Is the Obama Administration set to reorient U.S. policy toward Iran as fundamentally as the Nixon Administration reoriented U.S. policy toward the People’s Republic of China in the early 1970s?
The chances of this happening increased this week after Secretary of State Hillary Clinton said Washington is ready for bilateral talks if Tehran is “ever ready.”
Speaking at a gala dinner for American and Israeli officials, experts and diplomats at the Saban Center for Middle East Policy on Friday night, Clinton stressed the Obama administration is prepared for bilateral talks with the Islamic Republic.
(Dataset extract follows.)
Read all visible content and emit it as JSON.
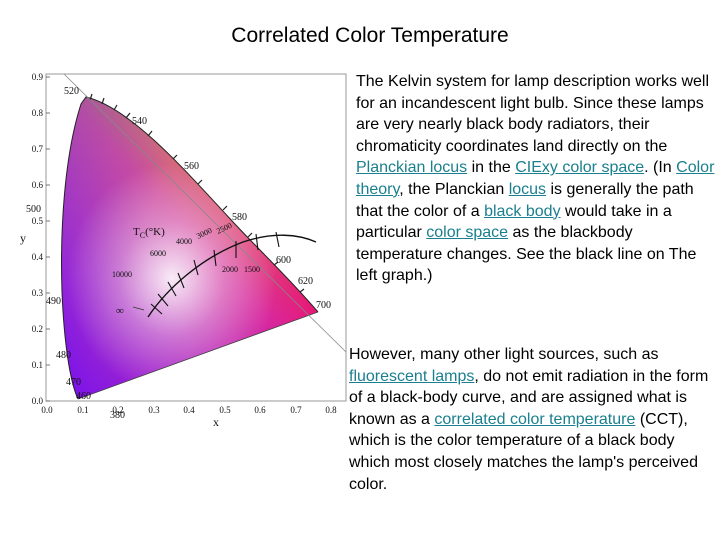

For now, she said Washington is working with members of the so-called P-5+1 group of major powers -- Britain, China, France, Germany, Russia and the United States -- to resume talks with Iran about its nuclear program.
Responding to a question from the audience on Iran after delivering her opening remarks, Clinton said:
“We are deeply engaged in consultations right now with our P-5+1 colleagues, looking to put together a presentation for the Iranians at the next meeting that does make it clear we’re running out of time, we’ve got to get serious, here are issues we are willing to discuss with you, but we expect reciprocity.
“Now, I would also add that we have, from the very beginning, made it clear to the Iranians we are open to a bilateral discussion. And we have tried. You know the President tried to reach out. Dennis Ross is here. He was instrumental in those first two years in trying to create some kind of opportunity for dialogue on the nuclear issue. So far there has not yet been any meeting of the minds on that. But we remain open.
“And we’ve certainly tried quite hard in the P-5+1 context to have a bilateral discussion, and they’ve not been willing to do so. But we understand that it may take pushing through that obstacle to really get them fully responsive to whatever the P-5+1 offer might be.
“Right now, we’re working on the P-5+1 and making our willingness known that we’re ready to have a bilateral discussion if they’re ever ready to engage.”
Tariq Alhomayed, the editor-in-chief of Saudi Arabia’s leading daily Asharq Alawsat is incensed by the unexpected U.S. offer, writing today:
“What will the negotiations be about? You only need to ponder Reuters’ dispatch about Mrs. Clinton’s remarks concerning America’s readiness to negotiate directly with Iran.
“The agency wrote: ‘In October, diplomats had said they were considering asking Iran for stricter limits on its nuclear program in exchange for an easing of sanctions in a long-shot approach aimed at yielding a solution that has eluded them for a decade. One option could be for each side to put more on the table -- both in terms of demands and possible rewards -- than in previous meetings in a bid to break the stalemate…
“It is important to underscore the words ‘demands’ and ‘rewards’ because they are key. Among Iran’s principal demands and rewards is to have a role in the region at the expense of our [pan-Arab] nation and interests. That’s exactly what Iranian President Mahmoud Ahmadinejad proposed during his last trip to New York. He said he could envisage Iranians and Americans cooperating to maintain the security of the Arabian Gulf.
“Of course, the Iranians had previously mentioned [cooperation in] Afghanistan and Pakistan. That is an open secret.
“Tehran is tirelessly active throughout the region, trying to enhance its negotiating position. The Arabs concerned, on the other hand, are busy tackling flashpoints instigated by Iranian hands.
“The answer to the question (What will the negotiations be about?) is simple: Iran and the United States will haggle over our heads, over the region, and of course over the Gulf. Sadly, this is absolutely the case. That is Iran’s strategic objective: hegemony by means of nuclear capabilities or negotiations.
“America’s conduct is lax and focused exclusively on the security of Israel.
“The Americans wish to proceed at minimal risk. It is a shortsighted view, for which they will pay sooner or later. Are the Arabs generally and the Gulfites in particular aware?”
I must say Clinton may have fired the opening shot for the so-called “Grand Bargain” that would put all the principal bilateral differences between Washington and Tehran on the table at the same time and agree to resolve them as a package.
The Grand Bargain would for instance put on the table: Iran’s nuclear program, its support for Hezbollah and Hamas, its leverage in Syria, Iraq, Afghanistan and even Yemen, its ambition to resume the role of U.S.-backed policeman of the Gulf, and its hostility towards Israel.
In exchange, Iran would probably ask Washington for security guarantees, the full recognition of its legitimate interests, influence and status in the region, the lifting of investment, financial and trade sanctions, accession to the World Trade Organization (WTO), and a promise never to push for regime change.